Императрица произнесла слово «родственница» так просто и естественно по отношению к Наташе, что Шувалов уже не мог усомниться в том, насколько в лучшую сторону изменится участь девушки, за которую он просил только что.
* * *
Произошло даже более того, что Василий и Иван Шувалов ожидали от Елизаветы. Она отправилась в крепость, где была заключена Наталья Петровна, чтобы лично говорить с ней. Свидетелей этого разговора не было. О чем говорилось меж ними, осталось тайной, ибо впоследствии ни сама царственная тетка, ни Наташа не признавались в этом никому. И ни фаворит, ни преданный защитник и влюбленный никогда не узнали ни единой подробности этого разговора.
Императрица вовсе не обязана была никому отчетом, а Наташа, казалось, очень хорошо усвоила урок излишней своей доверчивости. Иной раз сдержанность более полезна в обществе, чем неуемная откровенность.
Дело каким-то образом было замято, ибо граф Александр Шувалов получил на это особое распоряжение императрицы.
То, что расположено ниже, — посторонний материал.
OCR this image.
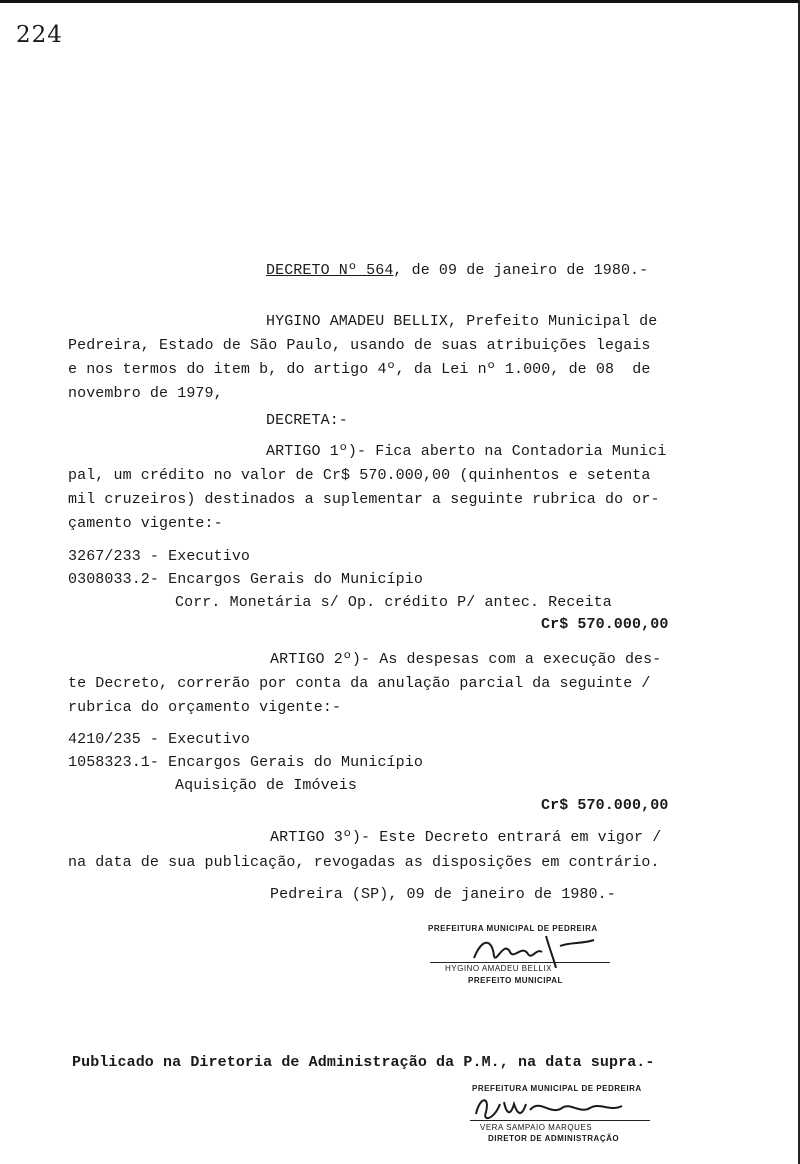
224
DECRETO Nº 564, de 09 de janeiro de 1980.-
HYGINO AMADEU BELLIX, Prefeito Municipal de
Pedreira, Estado de São Paulo, usando de suas atribuições legais
e nos termos do item b, do artigo 4º, da Lei nº 1.000, de 08  de
novembro de 1979,
DECRETA:-
ARTIGO 1º)- Fica aberto na Contadoria Munici
pal, um crédito no valor de Cr$ 570.000,00 (quinhentos e setenta
mil cruzeiros) destinados a suplementar a seguinte rubrica do or-
çamento vigente:-
3267/233 - Executivo
0308033.2- Encargos Gerais do Município
Corr. Monetária s/ Op. crédito P/ antec. Receita
Cr$ 570.000,00
ARTIGO 2º)- As despesas com a execução des-
te Decreto, correrão por conta da anulação parcial da seguinte /
rubrica do orçamento vigente:-
4210/235 - Executivo
1058323.1- Encargos Gerais do Município
Aquisição de Imóveis
Cr$ 570.000,00
ARTIGO 3º)- Este Decreto entrará em vigor /
na data de sua publicação, revogadas as disposições em contrário.
Pedreira (SP), 09 de janeiro de 1980.-
PREFEITURA MUNICIPAL DE PEDREIRA
HYGINO AMADEU BELLIX
PREFEITO MUNICIPAL
Publicado na Diretoria de Administração da P.M., na data supra.-
PREFEITURA MUNICIPAL DE PEDREIRA
VERA SAMPAIO MARQUES
DIRETOR DE ADMINISTRAÇÃO
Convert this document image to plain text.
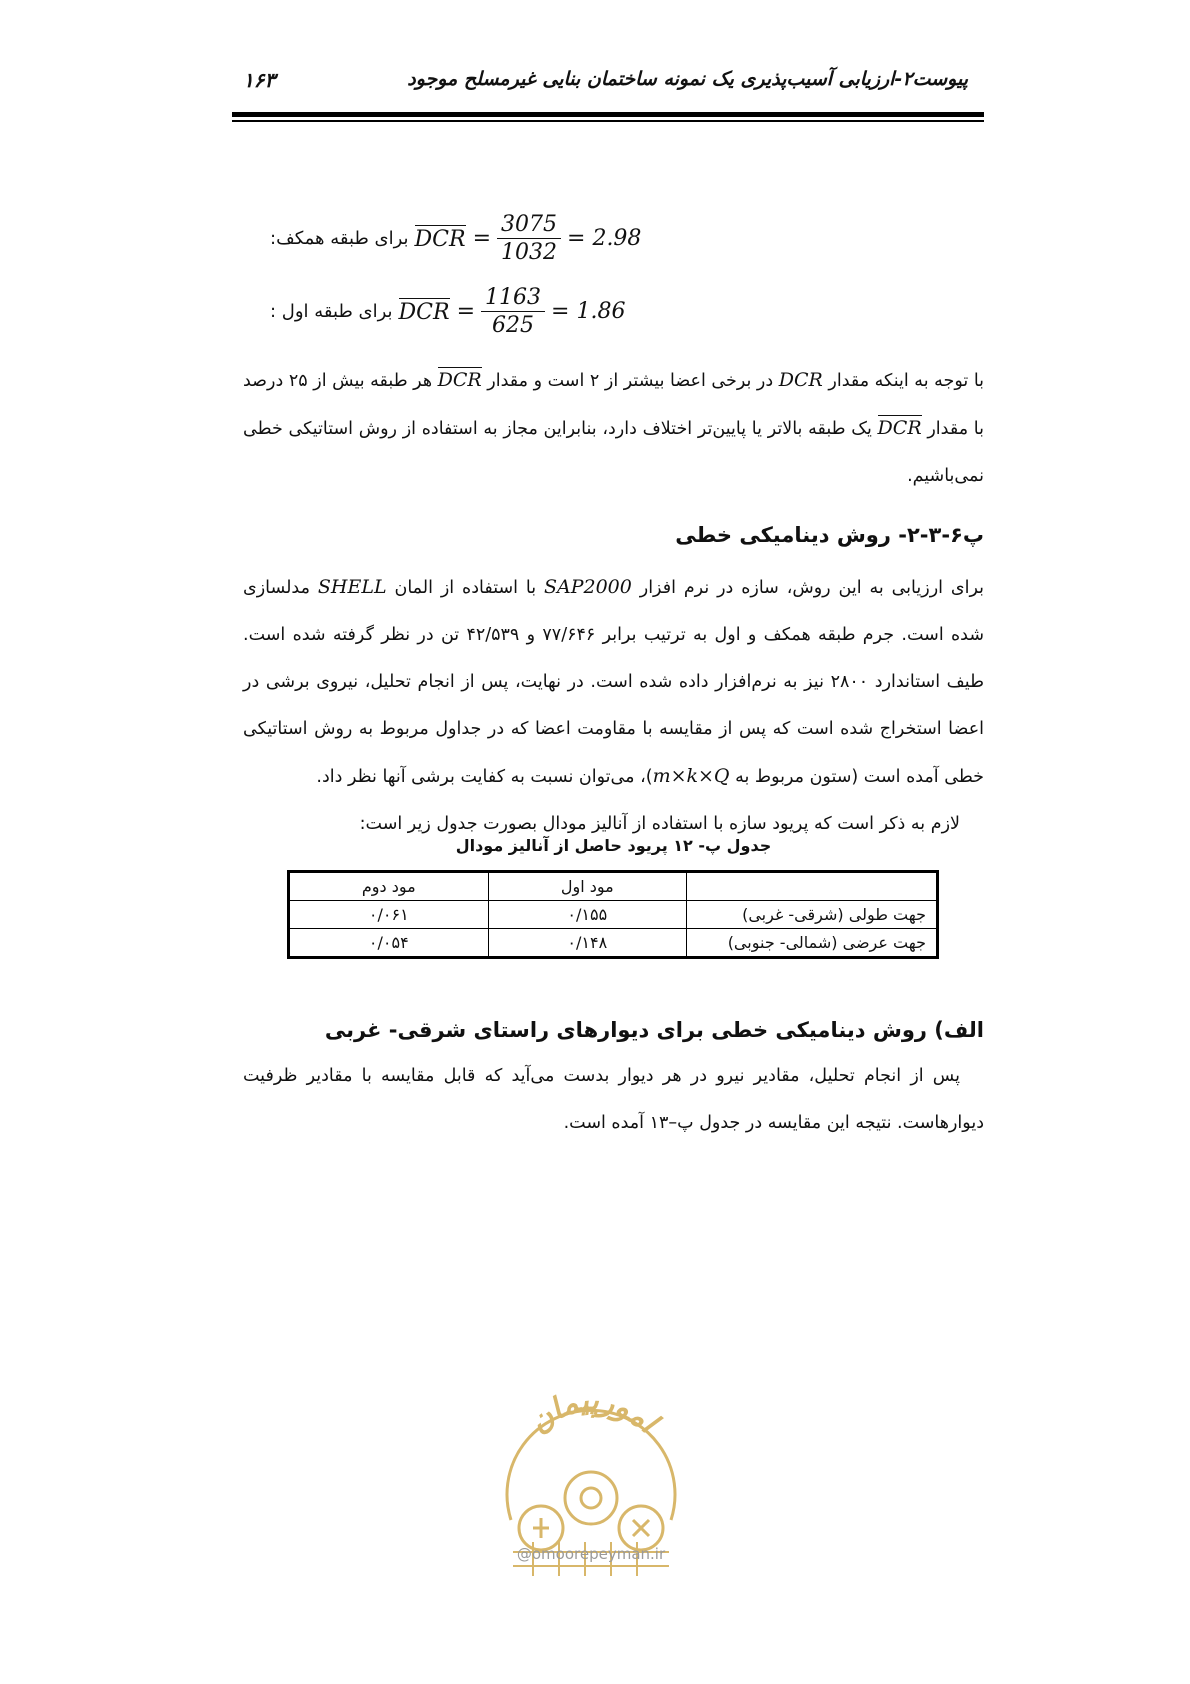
۱۶۳	پیوست۲-ارزیابی آسیب‌پذیری یک نمونه ساختمان بنایی غیرمسلح موجود
برای طبقه همکف: DCR = $\frac{3075}{1032} = 2.98$
برای طبقه اول : DCR = $\frac{1163}{625} = 1.86$

با توجه به اینکه مقدار DCR در برخی اعضا بیشتر از ۲ است و مقدار DCR هر طبقه بیش از ۲۵ درصد با مقدار DCR یک طبقه بالاتر یا پایین‌تر اختلاف دارد، بنابراین مجاز به استفاده از روش استاتیکی خطی نمی‌باشیم.

پ۶-۳-۲- روش دینامیکی خطی

برای ارزیابی به این روش، سازه در نرم افزار SAP2000 با استفاده از المان SHELL مدلسازی شده است. جرم طبقه همکف و اول به ترتیب برابر ۷۷/۶۴۶ و ۴۲/۵۳۹ تن در نظر گرفته شده است. طیف استاندارد ۲۸۰۰ نیز به نرم‌افزار داده شده است. در نهایت، پس از انجام تحلیل، نیروی برشی در اعضا استخراج شده است که پس از مقایسه با مقاومت اعضا که در جداول مربوط به روش استاتیکی خطی آمده است (ستون مربوط به m×k×Q)، می‌توان نسبت به کفایت برشی آنها نظر داد.
لازم به ذکر است که پریود سازه با استفاده از آنالیز مودال بصورت جدول زیر است:

جدول پ- ۱۲ پریود حاصل از آنالیز مودال
	مود اول	مود دوم
جهت طولی (شرقی- غربی)	۰/۱۵۵	۰/۰۶۱
جهت عرضی (شمالی- جنوبی)	۰/۱۴۸	۰/۰۵۴
الف) روش دینامیکی خطی برای دیوارهای راستای شرقی- غربی

پس از انجام تحلیل، مقادیر نیرو در هر دیوار بدست می‌آید که قابل مقایسه با مقادیر ظرفیت دیوارهاست. نتیجه این مقایسه در جدول پ–۱۳ آمده است.

امورپیمان
@omoorepeyman.ir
Однако пострадавшим все-таки стал Плещеев. Что же, на это можно было только сказать, что он сам виноват в своем несчастье.
Приговор его огласили в один из пасмурных петербургских дней перед зданием Двенадцати коллегий. В прочитанном на площади объявлении было сказано, что императрица «по природному своему великодушию сменила смерть на сечение кнутом и ссылку».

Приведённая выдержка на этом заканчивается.